# CoC equivalent for motion blur?



## [dh] (Jan 11, 2013)

Hi all,

A bit of a theoretical question, rather than truly tech support... but figured this was the best place for it. I was thinking about whether there's some way of calculating minimum shutter speed for a moving camera or a moving object (or some combination of the two, obviously). When talking about depth-of-field, the circle of confusion (CoC) is used to quantify pixels in the image which are 'acceptably sharp'. 

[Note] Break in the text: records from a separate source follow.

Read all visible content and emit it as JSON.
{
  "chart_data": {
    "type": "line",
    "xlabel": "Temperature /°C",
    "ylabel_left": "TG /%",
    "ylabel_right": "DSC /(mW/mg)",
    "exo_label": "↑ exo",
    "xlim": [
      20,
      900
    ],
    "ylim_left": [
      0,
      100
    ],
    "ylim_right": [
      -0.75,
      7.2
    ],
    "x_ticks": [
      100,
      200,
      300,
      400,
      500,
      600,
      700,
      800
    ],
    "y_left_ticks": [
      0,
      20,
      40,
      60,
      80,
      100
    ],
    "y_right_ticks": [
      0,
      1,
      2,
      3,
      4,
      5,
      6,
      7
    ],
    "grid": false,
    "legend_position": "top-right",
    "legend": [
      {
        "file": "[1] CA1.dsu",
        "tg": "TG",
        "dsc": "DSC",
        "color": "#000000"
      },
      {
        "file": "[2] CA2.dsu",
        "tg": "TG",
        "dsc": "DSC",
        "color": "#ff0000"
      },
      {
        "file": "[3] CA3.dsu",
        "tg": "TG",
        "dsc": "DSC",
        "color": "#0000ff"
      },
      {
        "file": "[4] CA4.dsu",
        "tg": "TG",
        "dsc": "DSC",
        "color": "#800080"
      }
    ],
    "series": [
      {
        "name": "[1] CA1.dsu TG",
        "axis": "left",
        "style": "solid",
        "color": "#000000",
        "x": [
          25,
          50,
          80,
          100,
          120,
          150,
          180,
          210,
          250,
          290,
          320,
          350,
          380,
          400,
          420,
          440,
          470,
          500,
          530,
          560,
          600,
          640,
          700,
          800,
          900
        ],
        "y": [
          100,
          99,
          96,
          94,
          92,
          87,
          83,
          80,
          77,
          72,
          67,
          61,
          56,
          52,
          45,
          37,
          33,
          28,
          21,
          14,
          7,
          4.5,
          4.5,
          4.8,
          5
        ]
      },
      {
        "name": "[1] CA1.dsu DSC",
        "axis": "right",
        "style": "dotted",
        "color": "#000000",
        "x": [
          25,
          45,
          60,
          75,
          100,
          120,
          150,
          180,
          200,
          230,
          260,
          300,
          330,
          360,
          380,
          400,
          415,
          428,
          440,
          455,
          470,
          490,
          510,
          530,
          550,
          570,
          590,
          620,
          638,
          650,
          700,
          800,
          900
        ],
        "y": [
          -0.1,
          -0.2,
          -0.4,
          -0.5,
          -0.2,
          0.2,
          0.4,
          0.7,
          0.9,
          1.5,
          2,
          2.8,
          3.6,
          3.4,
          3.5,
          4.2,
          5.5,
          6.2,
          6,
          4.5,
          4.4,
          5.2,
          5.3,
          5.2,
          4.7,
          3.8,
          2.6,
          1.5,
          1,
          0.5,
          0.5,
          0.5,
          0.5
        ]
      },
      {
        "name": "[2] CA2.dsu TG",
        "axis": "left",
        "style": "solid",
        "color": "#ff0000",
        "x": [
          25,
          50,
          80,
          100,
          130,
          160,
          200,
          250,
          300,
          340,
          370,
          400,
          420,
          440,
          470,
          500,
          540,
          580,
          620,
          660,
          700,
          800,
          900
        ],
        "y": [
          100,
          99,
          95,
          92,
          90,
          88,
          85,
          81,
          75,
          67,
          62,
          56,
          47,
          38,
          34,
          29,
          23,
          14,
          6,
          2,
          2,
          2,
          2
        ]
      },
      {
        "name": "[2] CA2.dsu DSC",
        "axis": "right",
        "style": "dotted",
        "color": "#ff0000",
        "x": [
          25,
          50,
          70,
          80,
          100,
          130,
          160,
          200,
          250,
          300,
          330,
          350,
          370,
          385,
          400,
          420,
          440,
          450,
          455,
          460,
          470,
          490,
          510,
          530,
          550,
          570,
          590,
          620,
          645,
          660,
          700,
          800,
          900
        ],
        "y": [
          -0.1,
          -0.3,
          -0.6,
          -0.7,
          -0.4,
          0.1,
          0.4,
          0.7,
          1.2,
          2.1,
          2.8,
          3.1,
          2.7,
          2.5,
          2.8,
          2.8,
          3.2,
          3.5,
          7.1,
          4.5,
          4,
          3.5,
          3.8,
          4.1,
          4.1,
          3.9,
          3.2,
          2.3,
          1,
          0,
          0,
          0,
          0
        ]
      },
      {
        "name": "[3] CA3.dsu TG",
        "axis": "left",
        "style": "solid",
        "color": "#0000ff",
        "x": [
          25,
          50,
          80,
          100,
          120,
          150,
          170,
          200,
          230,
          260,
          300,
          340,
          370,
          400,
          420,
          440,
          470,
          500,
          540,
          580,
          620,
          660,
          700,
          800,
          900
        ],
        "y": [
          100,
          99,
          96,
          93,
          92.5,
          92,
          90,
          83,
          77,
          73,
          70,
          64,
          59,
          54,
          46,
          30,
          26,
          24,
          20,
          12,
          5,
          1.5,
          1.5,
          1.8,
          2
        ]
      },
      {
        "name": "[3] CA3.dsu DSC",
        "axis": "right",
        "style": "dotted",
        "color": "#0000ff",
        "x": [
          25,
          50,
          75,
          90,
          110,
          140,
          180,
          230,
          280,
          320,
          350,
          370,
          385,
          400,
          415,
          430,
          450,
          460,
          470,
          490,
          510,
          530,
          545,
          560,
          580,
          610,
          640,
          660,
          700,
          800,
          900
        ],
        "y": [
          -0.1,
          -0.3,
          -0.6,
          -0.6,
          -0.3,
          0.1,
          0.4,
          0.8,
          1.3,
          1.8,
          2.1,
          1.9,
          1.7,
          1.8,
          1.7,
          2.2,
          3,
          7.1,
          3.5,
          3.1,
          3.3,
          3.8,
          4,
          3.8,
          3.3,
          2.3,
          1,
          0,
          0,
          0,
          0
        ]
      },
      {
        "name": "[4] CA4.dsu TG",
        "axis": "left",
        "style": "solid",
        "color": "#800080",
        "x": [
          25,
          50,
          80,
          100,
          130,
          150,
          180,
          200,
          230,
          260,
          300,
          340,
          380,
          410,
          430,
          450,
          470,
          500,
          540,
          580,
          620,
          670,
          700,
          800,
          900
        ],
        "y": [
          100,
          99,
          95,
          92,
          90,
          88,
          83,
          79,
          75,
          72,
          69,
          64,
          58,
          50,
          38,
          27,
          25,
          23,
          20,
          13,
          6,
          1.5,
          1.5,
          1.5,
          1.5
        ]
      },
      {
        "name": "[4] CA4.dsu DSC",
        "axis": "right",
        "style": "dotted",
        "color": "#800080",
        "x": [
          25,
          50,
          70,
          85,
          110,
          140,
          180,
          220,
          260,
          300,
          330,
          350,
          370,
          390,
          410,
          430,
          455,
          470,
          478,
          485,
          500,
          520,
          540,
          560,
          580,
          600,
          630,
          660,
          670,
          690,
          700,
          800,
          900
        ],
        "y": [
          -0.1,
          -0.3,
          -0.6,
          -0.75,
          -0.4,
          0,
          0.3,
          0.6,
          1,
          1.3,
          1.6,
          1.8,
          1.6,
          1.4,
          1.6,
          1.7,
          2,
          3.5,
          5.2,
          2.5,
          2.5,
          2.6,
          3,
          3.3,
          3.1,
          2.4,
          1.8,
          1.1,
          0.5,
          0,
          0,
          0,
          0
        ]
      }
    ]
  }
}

Is there any equivalent concept for motion blur -- i.e., how many pixels an object can move in-frame and still be considered 'frozen' or 'sharp'? It seems like the CoC measure should apply equally (i.e., CoC tells us what the maximum blurriness of a spot on the image that is still perceived as sharp), since we're still talking about blur, just from a different source (motion vs. aperture). Does it make sense to apply the same concept to motion blur, or am I way off base?

Thanks,
-dh


----------



## [dh] (Jan 11, 2013)

Doing some more digging, it seems like there's at least (old) precedent for this. 

From Wikipedia:
The common 1/100 inch COC limit has been applied to blur other than defocus blur. For example, Wall (1889, 92) says:
_"To find how quickly a shutter must act to take an object in motion that there may be a circle of confusion less than 1/100in. in diameter, divide the distance of the object by 100 times the focus of the lens, and divide the rapidity of motion of object in inches per second by the results, when you have the longest duration of exposure in fraction of a second."_
http://en.wikipedia.org/wiki/Circle_of_confusion_diameter_limit#Wall_1889

Would still appreciate any insight that others may have into this, FWIW.

Thanks,
-dh


----------